Da die wenigsten Praktika vergütet bzw. nur geringfügig entlohnt werden, ist es wichtig, sich im Vorfeld mit der Finanzierung der internationalen Arbeitserfahrung auseinanderzusetzen. Dies beginnt schon mit der Buchung eines Fluges nach Argentinien. Flüge sind oft deutlich günstiger, wenn man sie Monate im Voraus bucht anstatt nur wenige Wochen vorher. Allein dieses vorausschauende Handeln kann bis zu 200€ ausmachen. Es ist empfehlenswert, nicht nur Angebote im Internet zu recherchieren, sondern sich auch an Reisebüros zu wenden. Die Praxis hat gezeigt, dass irrtümlicherweise davon ausgegangen wird, dass durch die Provision der Reisebüros Flüge grundsätzlich nur teurer als im Internet angeboten werden können.

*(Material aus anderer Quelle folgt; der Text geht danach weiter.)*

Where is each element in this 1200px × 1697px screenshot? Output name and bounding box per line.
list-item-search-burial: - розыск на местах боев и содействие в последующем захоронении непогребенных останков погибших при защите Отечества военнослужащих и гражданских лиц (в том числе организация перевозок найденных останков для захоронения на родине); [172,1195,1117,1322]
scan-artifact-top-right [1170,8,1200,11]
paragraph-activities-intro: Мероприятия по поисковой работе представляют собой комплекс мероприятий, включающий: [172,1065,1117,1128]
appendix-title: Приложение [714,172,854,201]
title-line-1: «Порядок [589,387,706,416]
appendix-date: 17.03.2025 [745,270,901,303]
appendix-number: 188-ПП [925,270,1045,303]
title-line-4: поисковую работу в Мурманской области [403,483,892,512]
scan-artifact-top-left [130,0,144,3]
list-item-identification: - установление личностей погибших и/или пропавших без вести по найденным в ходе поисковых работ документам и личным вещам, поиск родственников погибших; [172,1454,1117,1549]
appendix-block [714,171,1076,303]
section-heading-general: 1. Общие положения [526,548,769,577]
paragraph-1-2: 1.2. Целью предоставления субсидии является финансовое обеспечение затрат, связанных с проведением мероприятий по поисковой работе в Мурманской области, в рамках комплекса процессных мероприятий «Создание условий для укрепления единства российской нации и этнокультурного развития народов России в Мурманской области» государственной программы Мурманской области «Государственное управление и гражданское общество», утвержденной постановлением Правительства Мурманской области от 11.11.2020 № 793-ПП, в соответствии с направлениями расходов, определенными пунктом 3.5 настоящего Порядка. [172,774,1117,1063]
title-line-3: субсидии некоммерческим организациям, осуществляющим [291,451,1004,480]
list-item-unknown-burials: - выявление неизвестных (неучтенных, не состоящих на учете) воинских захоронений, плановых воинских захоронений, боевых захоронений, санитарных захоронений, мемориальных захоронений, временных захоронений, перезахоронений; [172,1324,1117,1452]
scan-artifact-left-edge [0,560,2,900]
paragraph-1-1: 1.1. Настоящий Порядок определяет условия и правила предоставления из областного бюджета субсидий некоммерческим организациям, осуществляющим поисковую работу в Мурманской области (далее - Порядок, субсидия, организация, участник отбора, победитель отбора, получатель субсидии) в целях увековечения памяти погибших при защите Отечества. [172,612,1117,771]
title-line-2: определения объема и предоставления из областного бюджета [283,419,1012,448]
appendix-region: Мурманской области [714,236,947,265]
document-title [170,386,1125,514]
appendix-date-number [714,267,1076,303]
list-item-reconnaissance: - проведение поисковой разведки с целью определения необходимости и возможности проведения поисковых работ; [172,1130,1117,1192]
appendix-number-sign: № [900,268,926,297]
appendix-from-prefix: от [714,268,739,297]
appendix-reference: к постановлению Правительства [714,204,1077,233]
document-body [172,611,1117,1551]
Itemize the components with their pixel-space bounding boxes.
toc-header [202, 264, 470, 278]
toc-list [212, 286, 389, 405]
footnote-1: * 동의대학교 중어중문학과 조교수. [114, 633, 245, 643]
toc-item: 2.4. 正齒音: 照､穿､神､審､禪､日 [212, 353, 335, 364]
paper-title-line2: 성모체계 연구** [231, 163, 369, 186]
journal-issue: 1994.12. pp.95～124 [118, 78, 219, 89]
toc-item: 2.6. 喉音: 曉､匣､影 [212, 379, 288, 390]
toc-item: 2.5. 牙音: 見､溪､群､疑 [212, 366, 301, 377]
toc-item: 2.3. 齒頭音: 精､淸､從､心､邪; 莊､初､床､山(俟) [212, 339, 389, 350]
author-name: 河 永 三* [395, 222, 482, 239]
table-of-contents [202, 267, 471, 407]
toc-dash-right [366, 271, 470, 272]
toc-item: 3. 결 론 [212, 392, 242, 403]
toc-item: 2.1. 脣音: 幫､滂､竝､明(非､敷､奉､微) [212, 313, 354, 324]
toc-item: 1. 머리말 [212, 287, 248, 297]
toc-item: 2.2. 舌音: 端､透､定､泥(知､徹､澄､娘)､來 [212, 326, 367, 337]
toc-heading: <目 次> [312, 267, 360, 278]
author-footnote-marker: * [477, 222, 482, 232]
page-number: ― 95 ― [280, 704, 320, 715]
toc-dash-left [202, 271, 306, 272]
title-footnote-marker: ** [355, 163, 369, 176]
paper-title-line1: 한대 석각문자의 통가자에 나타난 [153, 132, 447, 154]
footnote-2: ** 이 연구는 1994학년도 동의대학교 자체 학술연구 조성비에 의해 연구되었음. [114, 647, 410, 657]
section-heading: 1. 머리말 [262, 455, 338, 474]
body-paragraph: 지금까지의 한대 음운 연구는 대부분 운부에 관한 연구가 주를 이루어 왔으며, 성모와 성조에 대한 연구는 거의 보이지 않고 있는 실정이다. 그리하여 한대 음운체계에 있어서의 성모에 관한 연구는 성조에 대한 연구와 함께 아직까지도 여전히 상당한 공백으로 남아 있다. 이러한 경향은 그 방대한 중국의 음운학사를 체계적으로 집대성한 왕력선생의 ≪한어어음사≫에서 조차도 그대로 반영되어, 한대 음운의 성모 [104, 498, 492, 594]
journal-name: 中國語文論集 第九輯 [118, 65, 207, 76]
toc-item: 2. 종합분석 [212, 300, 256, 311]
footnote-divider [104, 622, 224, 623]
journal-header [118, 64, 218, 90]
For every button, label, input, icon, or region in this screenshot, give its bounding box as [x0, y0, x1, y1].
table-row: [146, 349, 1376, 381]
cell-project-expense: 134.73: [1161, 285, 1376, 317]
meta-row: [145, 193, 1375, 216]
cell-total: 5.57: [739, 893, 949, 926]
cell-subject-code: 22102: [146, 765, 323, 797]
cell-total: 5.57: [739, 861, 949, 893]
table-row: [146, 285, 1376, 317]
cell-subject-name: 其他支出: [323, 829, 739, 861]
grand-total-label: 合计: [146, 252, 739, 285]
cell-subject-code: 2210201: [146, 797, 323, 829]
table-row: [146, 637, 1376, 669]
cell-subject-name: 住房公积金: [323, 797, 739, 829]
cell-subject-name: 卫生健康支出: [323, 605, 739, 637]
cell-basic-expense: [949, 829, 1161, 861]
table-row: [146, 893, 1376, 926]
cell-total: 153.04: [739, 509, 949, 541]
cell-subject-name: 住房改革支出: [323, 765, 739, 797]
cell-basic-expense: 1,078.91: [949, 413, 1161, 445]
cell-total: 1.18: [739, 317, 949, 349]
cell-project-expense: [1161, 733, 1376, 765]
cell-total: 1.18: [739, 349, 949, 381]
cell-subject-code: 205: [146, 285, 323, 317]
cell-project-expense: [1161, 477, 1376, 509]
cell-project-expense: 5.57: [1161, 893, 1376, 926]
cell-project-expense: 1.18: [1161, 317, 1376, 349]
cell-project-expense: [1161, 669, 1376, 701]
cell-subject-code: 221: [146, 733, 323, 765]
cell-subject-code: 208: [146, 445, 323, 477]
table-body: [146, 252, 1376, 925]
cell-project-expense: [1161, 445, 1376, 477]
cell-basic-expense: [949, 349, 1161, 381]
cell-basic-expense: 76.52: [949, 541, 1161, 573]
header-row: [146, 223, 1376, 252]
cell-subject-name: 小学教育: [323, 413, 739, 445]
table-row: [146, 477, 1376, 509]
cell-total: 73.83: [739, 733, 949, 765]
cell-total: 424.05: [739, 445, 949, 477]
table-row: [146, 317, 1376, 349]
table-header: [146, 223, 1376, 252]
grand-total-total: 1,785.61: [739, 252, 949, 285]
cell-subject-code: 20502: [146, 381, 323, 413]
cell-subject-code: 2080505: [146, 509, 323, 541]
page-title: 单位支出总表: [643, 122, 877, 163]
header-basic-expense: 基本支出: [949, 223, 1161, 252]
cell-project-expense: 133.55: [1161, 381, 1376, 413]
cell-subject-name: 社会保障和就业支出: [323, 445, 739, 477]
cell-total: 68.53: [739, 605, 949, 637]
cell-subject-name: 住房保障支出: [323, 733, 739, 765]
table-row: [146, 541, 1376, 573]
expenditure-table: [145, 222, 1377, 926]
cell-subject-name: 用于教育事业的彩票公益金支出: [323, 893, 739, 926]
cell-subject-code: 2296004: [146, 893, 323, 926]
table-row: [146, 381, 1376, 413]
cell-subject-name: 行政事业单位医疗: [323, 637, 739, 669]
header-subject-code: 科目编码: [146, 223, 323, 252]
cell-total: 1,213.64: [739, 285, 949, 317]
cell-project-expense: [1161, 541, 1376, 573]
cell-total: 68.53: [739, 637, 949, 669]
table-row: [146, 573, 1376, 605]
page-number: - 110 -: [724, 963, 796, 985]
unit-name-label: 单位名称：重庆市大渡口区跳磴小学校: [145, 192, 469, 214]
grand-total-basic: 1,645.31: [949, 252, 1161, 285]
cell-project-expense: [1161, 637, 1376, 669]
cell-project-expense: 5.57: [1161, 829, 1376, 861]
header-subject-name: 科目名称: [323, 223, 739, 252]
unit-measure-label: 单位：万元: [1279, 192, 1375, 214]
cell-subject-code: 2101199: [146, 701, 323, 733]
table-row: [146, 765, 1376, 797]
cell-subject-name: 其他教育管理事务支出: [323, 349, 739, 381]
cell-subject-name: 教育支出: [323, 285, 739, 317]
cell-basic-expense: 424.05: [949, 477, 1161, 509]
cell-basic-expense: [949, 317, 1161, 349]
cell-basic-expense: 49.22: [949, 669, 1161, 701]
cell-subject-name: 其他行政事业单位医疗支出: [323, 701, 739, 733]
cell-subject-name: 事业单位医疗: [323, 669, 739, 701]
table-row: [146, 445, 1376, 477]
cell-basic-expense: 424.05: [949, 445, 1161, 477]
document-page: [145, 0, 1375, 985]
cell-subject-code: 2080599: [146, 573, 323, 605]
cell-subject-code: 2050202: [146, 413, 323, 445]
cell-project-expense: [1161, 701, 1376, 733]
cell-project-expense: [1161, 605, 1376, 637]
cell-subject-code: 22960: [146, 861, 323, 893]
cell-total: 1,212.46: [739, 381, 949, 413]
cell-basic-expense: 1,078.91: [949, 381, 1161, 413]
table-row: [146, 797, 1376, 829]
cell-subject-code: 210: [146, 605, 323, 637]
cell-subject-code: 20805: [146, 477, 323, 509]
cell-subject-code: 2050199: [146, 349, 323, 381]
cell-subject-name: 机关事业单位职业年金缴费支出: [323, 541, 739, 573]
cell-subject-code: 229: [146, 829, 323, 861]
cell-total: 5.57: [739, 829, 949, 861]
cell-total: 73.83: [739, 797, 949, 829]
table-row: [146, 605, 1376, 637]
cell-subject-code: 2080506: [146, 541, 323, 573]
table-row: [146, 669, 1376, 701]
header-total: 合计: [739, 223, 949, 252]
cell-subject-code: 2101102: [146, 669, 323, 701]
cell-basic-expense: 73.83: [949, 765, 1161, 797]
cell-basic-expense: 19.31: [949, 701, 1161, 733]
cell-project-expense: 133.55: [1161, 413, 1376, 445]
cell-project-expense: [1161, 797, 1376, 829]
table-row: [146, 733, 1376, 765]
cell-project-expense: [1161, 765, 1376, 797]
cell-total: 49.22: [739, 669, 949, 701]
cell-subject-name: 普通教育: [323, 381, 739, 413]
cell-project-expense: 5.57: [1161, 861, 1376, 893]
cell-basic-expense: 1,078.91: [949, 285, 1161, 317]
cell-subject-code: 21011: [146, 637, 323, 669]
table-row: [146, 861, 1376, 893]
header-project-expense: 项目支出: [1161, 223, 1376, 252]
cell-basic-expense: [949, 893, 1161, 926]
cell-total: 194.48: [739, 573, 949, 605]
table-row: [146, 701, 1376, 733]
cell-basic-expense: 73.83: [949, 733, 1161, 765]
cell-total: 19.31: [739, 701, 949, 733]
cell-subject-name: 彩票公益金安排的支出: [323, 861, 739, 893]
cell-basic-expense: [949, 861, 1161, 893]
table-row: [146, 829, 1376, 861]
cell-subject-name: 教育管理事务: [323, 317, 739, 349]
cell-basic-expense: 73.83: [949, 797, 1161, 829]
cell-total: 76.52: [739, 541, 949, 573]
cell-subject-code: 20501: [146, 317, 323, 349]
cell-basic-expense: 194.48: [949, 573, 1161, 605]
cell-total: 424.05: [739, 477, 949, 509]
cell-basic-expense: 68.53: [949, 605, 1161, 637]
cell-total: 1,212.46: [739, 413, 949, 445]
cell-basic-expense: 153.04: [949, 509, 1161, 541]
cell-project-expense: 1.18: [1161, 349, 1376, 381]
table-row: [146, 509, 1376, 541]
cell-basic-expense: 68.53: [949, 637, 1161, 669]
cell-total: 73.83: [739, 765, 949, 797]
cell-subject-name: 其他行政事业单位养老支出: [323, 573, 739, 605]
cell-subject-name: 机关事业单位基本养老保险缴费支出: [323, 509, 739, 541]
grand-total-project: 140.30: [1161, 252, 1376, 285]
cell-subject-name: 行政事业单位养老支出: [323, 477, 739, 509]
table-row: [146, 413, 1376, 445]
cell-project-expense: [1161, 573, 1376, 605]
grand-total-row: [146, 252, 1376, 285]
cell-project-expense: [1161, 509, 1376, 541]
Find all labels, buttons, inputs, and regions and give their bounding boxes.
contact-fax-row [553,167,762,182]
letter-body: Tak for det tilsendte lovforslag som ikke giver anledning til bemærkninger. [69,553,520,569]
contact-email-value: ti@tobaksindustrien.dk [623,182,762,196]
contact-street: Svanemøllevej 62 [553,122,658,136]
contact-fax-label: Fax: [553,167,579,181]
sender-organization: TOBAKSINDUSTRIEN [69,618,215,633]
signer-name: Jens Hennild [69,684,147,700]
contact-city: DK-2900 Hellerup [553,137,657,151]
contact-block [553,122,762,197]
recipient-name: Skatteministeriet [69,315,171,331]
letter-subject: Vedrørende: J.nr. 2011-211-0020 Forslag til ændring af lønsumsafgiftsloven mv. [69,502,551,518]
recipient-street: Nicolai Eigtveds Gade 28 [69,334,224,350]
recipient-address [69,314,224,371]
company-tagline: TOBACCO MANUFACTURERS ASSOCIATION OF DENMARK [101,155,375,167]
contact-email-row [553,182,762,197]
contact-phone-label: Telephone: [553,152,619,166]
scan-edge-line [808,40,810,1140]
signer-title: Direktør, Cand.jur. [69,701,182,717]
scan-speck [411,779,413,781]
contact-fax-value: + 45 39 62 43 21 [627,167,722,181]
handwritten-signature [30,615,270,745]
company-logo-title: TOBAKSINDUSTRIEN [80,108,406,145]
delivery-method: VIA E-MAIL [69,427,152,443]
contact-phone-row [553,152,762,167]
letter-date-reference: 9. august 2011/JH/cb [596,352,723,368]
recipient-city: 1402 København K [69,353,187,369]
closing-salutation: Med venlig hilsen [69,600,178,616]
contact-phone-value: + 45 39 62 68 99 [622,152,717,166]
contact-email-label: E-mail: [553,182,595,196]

Weitere Kosten, die man einplanen muss, betreffen die Bereiche Unterkunft, Versorgung, Sightseeing und Reisen, Souvenirs und eventuell auftretende Krankheiten bzw. Kosten im Fall eines Unfalls.
Die Mieten in Argentinien sind davon abhängig, ob man in der Hauptstadt Buenos Aires oder in einer der Provinzen ein Praktikum macht. Eine einfache kleine Wohnung im Stadtviertel Belgrano oder Palermo beispielsweise kostet zwischen 200 und 300 US$ im Monat. Meistens sind die vermieteten Räume bereits möbliert. Man kann auch problemlos für einen längeren Zeitraum in einer Jugendherberge unterkommen. Ein Doppelzimmer mit Frühstück beläuft sich hier um die 200€. Selbstversorger oder Restaurantbesucher geben in Argentinien im Vergleich zu Deutschland gleichermaßen wenig Geld aus. Eine Pizza findet man schon mal für nur 5 Pesos, das ist umgerechnet nur ein Euro.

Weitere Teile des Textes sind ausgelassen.